The appreciation is made even more special if others in one’s life join in that celebration.  To have family and friends participate in celebrating a birthday does not make that day any more special.  But it does lift up how special the person is whose birthday is being celebrated.  To be authentically happy that someone is present in this world and that person is special to the others magnifies the appreciation.

I know nearly all of us are treated to the “Happy Birthday” song.  It’s so well known, it is difficult to imagine any other song being used.  However, if you think about the words, they are not very profound.  We say “happy birthday” to the person four times.  Probably the neatest thing about the song is the person is singled out by name for the birthday.  And if we are the one celebrating the birthday, we know what’s coming!

Sometimes I wonder what the person who is not happy with his or her birthday feels or thinks?  I suspect there are some folks who are not really happy with their “happy birthday!”  No one ever asks us if we want the song.  Realizing this is an invitation to think a little more deeply into the meaning of birthdays and why we insist on “happy” birthdays.

As we already noted, a birthday is a recognition that on a particular day each of us was delivered into the world.  We may have been here already during a nine-month pregnancy, but we were not yet here on our own.  Of course, none of us can make it on our own for a few years, but the promise is there. 

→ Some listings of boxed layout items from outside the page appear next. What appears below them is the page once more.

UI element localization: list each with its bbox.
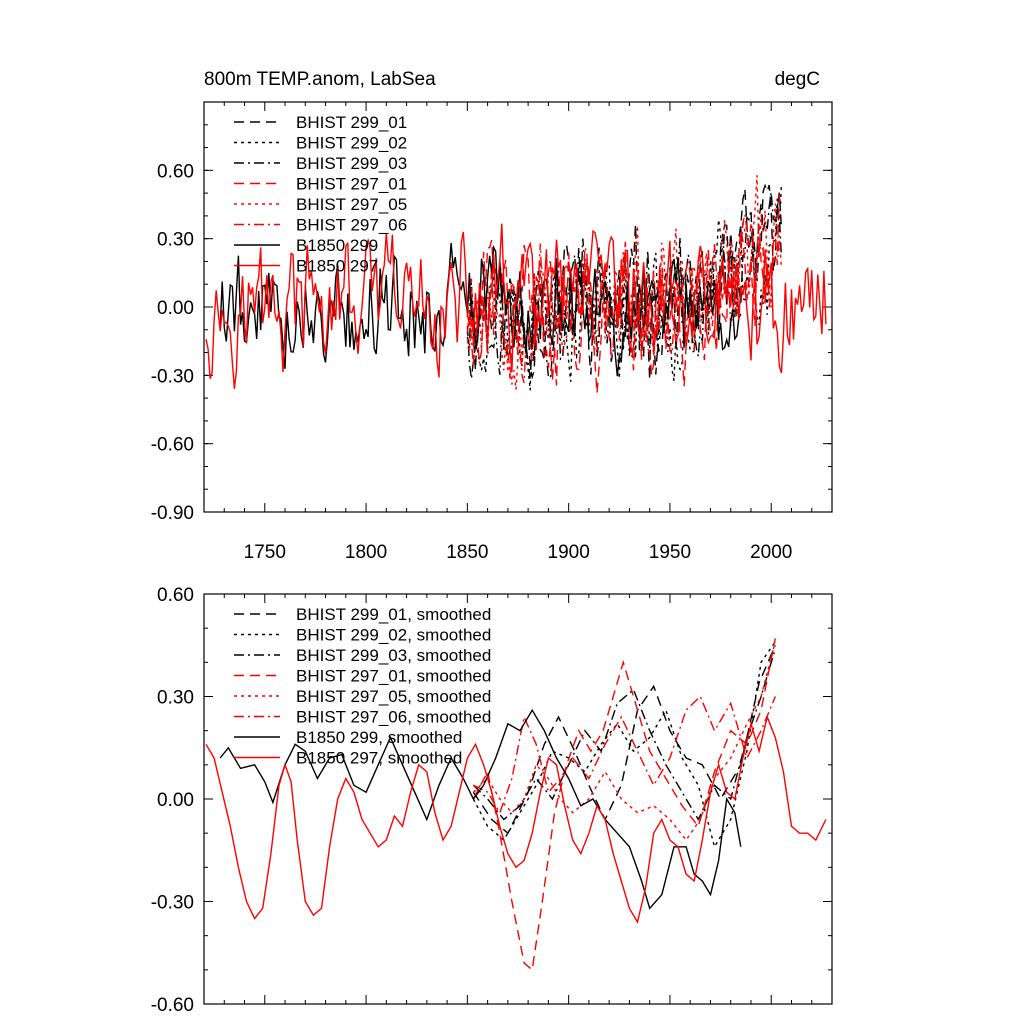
legend-label-4: BHIST 297_05, smoothed <box>296 687 491 706</box>
y-tick-label: -0.30 <box>151 893 194 914</box>
y-tick-label: 0.30 <box>157 688 194 709</box>
series-line-2 <box>472 648 776 821</box>
legend-label-7: B1850 297, smoothed <box>296 749 462 768</box>
y-tick-label: -0.30 <box>151 366 194 387</box>
legend-label-5: BHIST 297_06, smoothed <box>296 708 491 727</box>
legend-label-2: BHIST 299_03 <box>296 154 407 173</box>
top-series-group <box>205 175 827 394</box>
legend-label-6: B1850 299, smoothed <box>296 728 462 747</box>
series-line-1 <box>472 641 776 849</box>
x-tick-label: 2000 <box>750 542 792 563</box>
series-line-7 <box>205 714 827 924</box>
series-line-3 <box>466 190 783 394</box>
legend-label-0: BHIST 299_01 <box>296 113 407 132</box>
x-tick-label: 1750 <box>244 542 286 563</box>
bottom-series-group <box>205 638 827 972</box>
bottom-chart-panel: -0.60 -0.30 0.00 0.30 0.60 BHIST 299_01, smo… <box>151 585 833 1016</box>
series-line-3 <box>472 638 776 972</box>
series-line-0 <box>466 183 783 380</box>
legend-label-2: BHIST 299_03, smoothed <box>296 646 491 665</box>
bottom-axis-ticks: -0.60 -0.30 0.00 0.30 0.60 <box>151 585 832 1016</box>
y-tick-label: 0.60 <box>157 585 194 606</box>
legend-label-5: BHIST 297_06 <box>296 216 407 235</box>
legend-label-6: B1850 299 <box>296 236 378 255</box>
bottom-legend: BHIST 299_01, smoothed BHIST 299_02, smoo… <box>234 605 491 768</box>
series-line-4 <box>466 175 783 390</box>
x-tick-label: 1950 <box>649 542 691 563</box>
series-line-6 <box>219 708 742 910</box>
y-tick-label: 0.00 <box>157 298 194 319</box>
legend-label-3: BHIST 297_01, smoothed <box>296 667 491 686</box>
y-tick-label: 0.30 <box>157 230 194 251</box>
x-tick-label: 1800 <box>345 542 387 563</box>
chart-title: 800m TEMP.anom, LabSea <box>204 69 436 90</box>
series-line-4 <box>472 641 776 842</box>
x-tick-label: 1900 <box>548 542 590 563</box>
y-tick-label: -0.60 <box>151 995 194 1016</box>
y-tick-label: -0.90 <box>151 503 194 524</box>
legend-label-4: BHIST 297_05 <box>296 195 407 214</box>
legend-label-1: BHIST 299_02 <box>296 134 407 153</box>
y-tick-label: 0.00 <box>157 790 194 811</box>
series-line-5 <box>473 695 776 815</box>
series-line-7 <box>205 223 827 389</box>
top-axis-ticks: -0.90 -0.60 -0.30 0.00 0.30 0.60 1750 1800 1850 1… <box>151 101 832 563</box>
series-line-5 <box>466 214 782 383</box>
y-tick-label: 0.60 <box>157 161 194 182</box>
top-chart-panel: 800m TEMP.anom, LabSea degC -0.90-0.60-0… <box>151 69 833 563</box>
legend-label-1: BHIST 299_02, smoothed <box>296 626 491 645</box>
x-tick-label: 1850 <box>446 542 488 563</box>
legend-label-0: BHIST 299_01, smoothed <box>296 605 491 624</box>
chart-units: degC <box>775 69 820 90</box>
legend-label-3: BHIST 297_01 <box>296 175 407 194</box>
legend-label-7: B1850 297 <box>296 257 378 276</box>
y-tick-label: -0.60 <box>151 435 194 456</box>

I like the assumption---indeed, presumption---that our “birth day” is a “happy” occasion.  This is where it gets spiritual for me.  I can’t understand that assumption from any other angle than the spiritual.  The spiritual assumption is the day is happy when I was born---and when you were born.  The cause of happiness is not the day; it is you and it is I.  This assumption is a radical affirmation of life.  It is a radical affirmation of the happiness of my life and of your life.  We come into the world as a gift of God.

I have to be a gift since I did not cause my own life to be nor did you.  I am a gift born into the world and it is declared a “happy birth day.”  It is right to celebrate that.  I am intended to be and to be here.  My spiritual assumption is God wanted it this way: God wants me to be here and to appreciate my birth day.  And the same deal is for you, too.  We are all gifts to the world.  It is appropriate that we celebrate that day with some gifts.

One day a year I am given a gift or two---or more.  But 365 days a year I am a gift to the world.  This is where birthday women and men need to be serious.  What kind of gift am I in this world?  Some of us may be like gag gifts!  And some of us may be even worse.  I appreciate my birthday when it rolls around.  I am grateful to the folks who recognize it.  But honestly, I am more concerned about the kind of gift I am in the world.

Am I the kind of gift that is making the world better?  Am I a grace?  Am I a source of happiness for others?  If I can answer yes to these questions, then every day is a happy birthday for me---and for God.